Lorsqu’un fournisseur SaaS comme Stripe, Twilio ou GitHub envoie un webhook, il transmet une requête HTTP POST via Internet à une URL de destination préconfigurée. Si le développeur traite ce webhook avec un code tournant sur sa machine — par exemple, localhost:8080 — le fournisseur ne peut pas atteindre cette machine. La machine possède généralement une adresse IP privée, non routable, et se trouve derrière un routeur NAT ou un pare-feu d’entreprise qui bloque tout trafic entrant non sollicité.

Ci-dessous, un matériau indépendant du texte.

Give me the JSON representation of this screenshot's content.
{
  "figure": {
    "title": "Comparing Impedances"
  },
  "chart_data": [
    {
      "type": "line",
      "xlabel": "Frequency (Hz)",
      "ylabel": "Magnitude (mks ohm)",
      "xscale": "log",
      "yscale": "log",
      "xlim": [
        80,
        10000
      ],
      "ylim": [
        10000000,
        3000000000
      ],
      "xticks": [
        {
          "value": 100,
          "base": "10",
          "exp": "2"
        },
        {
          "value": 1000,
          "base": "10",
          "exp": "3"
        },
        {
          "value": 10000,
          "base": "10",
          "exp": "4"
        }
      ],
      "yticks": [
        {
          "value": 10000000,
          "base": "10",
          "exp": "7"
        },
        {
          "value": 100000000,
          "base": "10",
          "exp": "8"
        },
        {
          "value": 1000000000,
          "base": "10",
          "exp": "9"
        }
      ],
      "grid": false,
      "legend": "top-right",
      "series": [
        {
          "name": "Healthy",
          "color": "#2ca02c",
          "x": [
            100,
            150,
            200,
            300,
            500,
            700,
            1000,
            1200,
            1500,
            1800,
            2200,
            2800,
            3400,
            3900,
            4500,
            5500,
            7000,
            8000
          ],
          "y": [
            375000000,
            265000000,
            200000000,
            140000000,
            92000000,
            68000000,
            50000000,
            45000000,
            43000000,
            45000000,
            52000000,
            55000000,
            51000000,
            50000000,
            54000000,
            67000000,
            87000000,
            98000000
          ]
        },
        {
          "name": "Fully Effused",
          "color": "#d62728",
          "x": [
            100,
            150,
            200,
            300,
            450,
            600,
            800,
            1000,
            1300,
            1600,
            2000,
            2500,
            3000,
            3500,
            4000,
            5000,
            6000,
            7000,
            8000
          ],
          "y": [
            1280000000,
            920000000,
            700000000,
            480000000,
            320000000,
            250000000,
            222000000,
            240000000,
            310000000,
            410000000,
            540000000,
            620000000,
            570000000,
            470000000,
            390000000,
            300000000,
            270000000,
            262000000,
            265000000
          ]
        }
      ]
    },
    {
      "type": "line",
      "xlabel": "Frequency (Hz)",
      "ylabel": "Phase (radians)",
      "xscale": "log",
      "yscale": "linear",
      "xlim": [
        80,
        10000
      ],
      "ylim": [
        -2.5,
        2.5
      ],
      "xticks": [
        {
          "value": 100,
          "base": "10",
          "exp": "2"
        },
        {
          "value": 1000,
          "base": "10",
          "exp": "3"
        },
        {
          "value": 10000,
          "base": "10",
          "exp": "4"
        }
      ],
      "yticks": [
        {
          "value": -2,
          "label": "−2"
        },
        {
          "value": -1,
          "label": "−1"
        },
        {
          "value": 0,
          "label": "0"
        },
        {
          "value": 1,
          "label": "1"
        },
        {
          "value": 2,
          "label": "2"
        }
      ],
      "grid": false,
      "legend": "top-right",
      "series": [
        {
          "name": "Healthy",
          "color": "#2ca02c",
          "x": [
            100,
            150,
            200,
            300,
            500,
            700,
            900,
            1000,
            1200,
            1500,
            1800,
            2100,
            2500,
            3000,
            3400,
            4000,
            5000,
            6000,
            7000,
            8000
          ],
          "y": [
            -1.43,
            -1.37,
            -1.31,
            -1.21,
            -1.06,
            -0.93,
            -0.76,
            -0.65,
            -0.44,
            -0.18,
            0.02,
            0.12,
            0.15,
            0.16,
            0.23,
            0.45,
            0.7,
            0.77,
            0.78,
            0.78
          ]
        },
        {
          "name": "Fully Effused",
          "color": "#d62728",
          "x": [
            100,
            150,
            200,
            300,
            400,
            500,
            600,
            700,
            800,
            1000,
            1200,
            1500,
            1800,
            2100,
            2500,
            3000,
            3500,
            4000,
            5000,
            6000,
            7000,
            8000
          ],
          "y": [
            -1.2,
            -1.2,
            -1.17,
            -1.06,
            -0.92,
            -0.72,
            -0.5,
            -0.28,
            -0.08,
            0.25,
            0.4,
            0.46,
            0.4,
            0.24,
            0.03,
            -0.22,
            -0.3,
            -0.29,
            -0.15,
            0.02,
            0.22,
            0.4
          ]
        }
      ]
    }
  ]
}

Les défauts des tunnels inverses traditionnels
Pour combler cette lacune, les développeurs ont historiquement utilisé des outils de tunneling inversé comme les premières versions d’Ngrok ou Localtunnel. Ces outils déploient un client léger sur la machine du développeur qui établit une connexion TCP persistante et sortante vers un serveur relais dans le cloud. Comme la connexion est initiée sortante, le NAT et le pare-feu d’entreprise autorisent le trafic. Le serveur cloud fournit une URL publique, et tout trafic Internet vers cette URL est multiplexé et acheminé via le tunnel vers le port local du développeur.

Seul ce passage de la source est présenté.